Kizhakkedathu team makes breakthrough toward developing universal O donor RBCs

Optimizing cell-surface biological reactions is an important goal of biotechnology and industrial processes. In a report published this month in Nature Communications, CBR researchers, led by Dr. Jay Kizhakkedathu, describes the development of a robust and universal technique to greatly enhance the rates of cell surface reactions and interactions by means of macromolecular crowding. In the article, Raf Chapanian et al. demonstrate the practical utility of this enhancement technology by efficient enzymatic conversion of A, B and AB red blood cells to universal (O) donor red blood cellsat physiological pH and at room temperature. By use of macromolecular crowders they have remarkably reduced the amounts of enzyme required for such conversions by more than 400-fold. The underlying mechanism of this phenomenon on the cell surface was probed primarily through the use of a range of confocal microscopy experiments.
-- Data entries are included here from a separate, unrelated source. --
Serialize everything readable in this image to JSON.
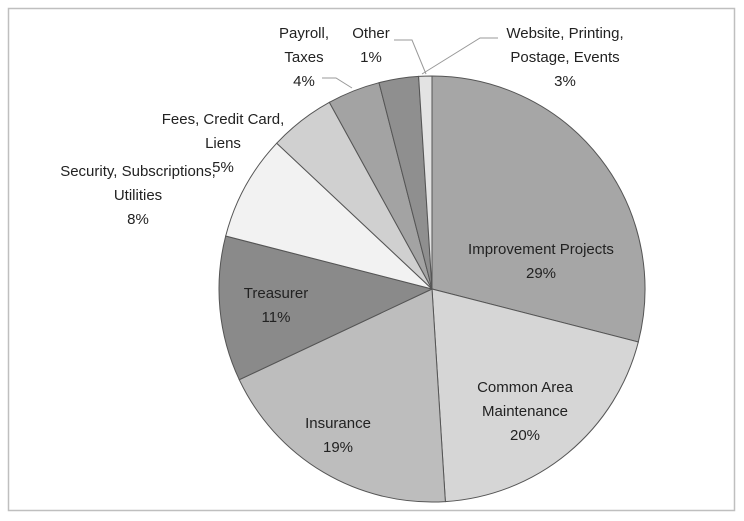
{
  "chart_data": {
    "type": "pie",
    "categories": [
      "Improvement Projects",
      "Common Area Maintenance",
      "Insurance",
      "Treasurer",
      "Security, Subscriptions, Utilities",
      "Fees, Credit Card, Liens",
      "Payroll, Taxes",
      "Website, Printing, Postage, Events",
      "Other"
    ],
    "values": [
      29,
      20,
      19,
      11,
      8,
      5,
      4,
      3,
      1
    ],
    "value_labels": [
      "29%",
      "20%",
      "19%",
      "11%",
      "8%",
      "5%",
      "4%",
      "3%",
      "1%"
    ],
    "colors": [
      "#a6a6a6",
      "#d6d6d6",
      "#bdbdbd",
      "#8a8a8a",
      "#f2f2f2",
      "#d0d0d0",
      "#a3a3a3",
      "#8f8f8f",
      "#e3e3e3"
    ]
  }
}
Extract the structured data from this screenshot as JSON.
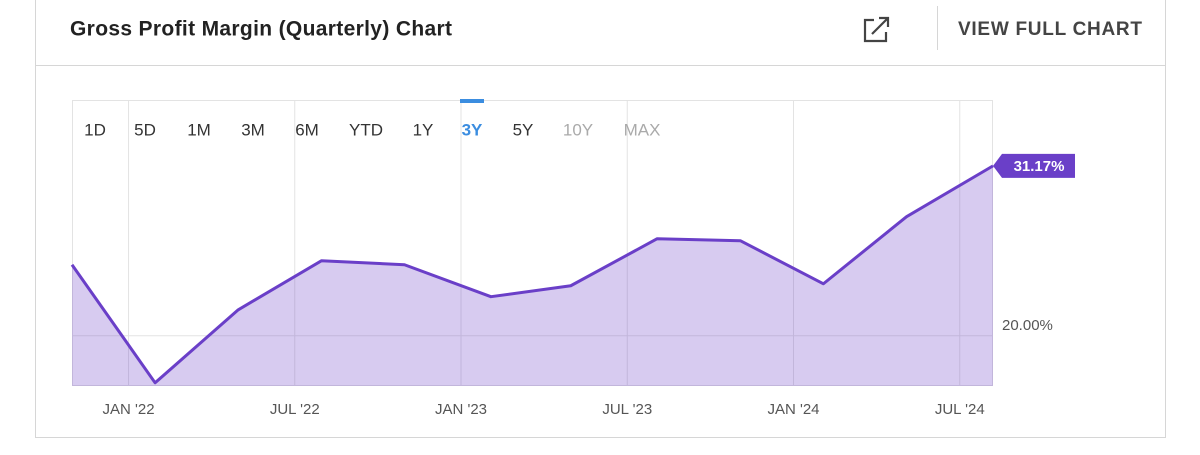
{
  "header": {
    "title": "Gross Profit Margin (Quarterly) Chart",
    "action": "VIEW FULL CHART"
  },
  "range_buttons": {
    "options": [
      "1D",
      "5D",
      "1M",
      "3M",
      "6M",
      "YTD",
      "1Y",
      "3Y",
      "5Y",
      "10Y",
      "MAX"
    ],
    "selected": "3Y",
    "disabled": [
      "10Y",
      "MAX"
    ]
  },
  "chart_data": {
    "type": "area",
    "x": [
      2021.83,
      2022.08,
      2022.33,
      2022.58,
      2022.83,
      2023.09,
      2023.33,
      2023.59,
      2023.84,
      2024.09,
      2024.34,
      2024.6
    ],
    "series": [
      {
        "name": "Gross Profit Margin",
        "color": "#6a3fc8",
        "values": [
          24.67,
          16.91,
          21.71,
          24.93,
          24.67,
          22.57,
          23.29,
          26.38,
          26.25,
          23.42,
          27.83,
          31.17
        ],
        "value_labels": [
          null,
          null,
          null,
          null,
          null,
          null,
          null,
          null,
          null,
          null,
          null,
          "31.17%"
        ]
      }
    ],
    "xlim": [
      2021.83,
      2024.6
    ],
    "xticks": [
      {
        "value": 2022,
        "label": "JAN '22"
      },
      {
        "value": 2022.5,
        "label": "JUL '22"
      },
      {
        "value": 2023,
        "label": "JAN '23"
      },
      {
        "value": 2023.5,
        "label": "JUL '23"
      },
      {
        "value": 2024,
        "label": "JAN '24"
      },
      {
        "value": 2024.5,
        "label": "JUL '24"
      }
    ],
    "ylim": [
      16.7,
      35.5
    ],
    "yticks": [
      {
        "value": 20,
        "label": "20.00%"
      }
    ],
    "grid": true
  }
}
A major impediment to the application of macromolecule-based cell-surface engineering is the requirement for large amounts of reagents due to the low levels of their association with the cell surface. The Kizhakkedathu group, in collaboration with Dr. Steve Withers’ group in Chemistry, were able to use relatively inexpensive, cell compatible, neutral polymers such as dextran and ficoll, as macromolecular crowders, yielding a method for enhancing cell-surface enzymatic activity that may be widely applied.

This highly relevant research was funded from several sources, including the Canadian Blood Services, the CIHR, NSERC, Health Canada, and the CBR.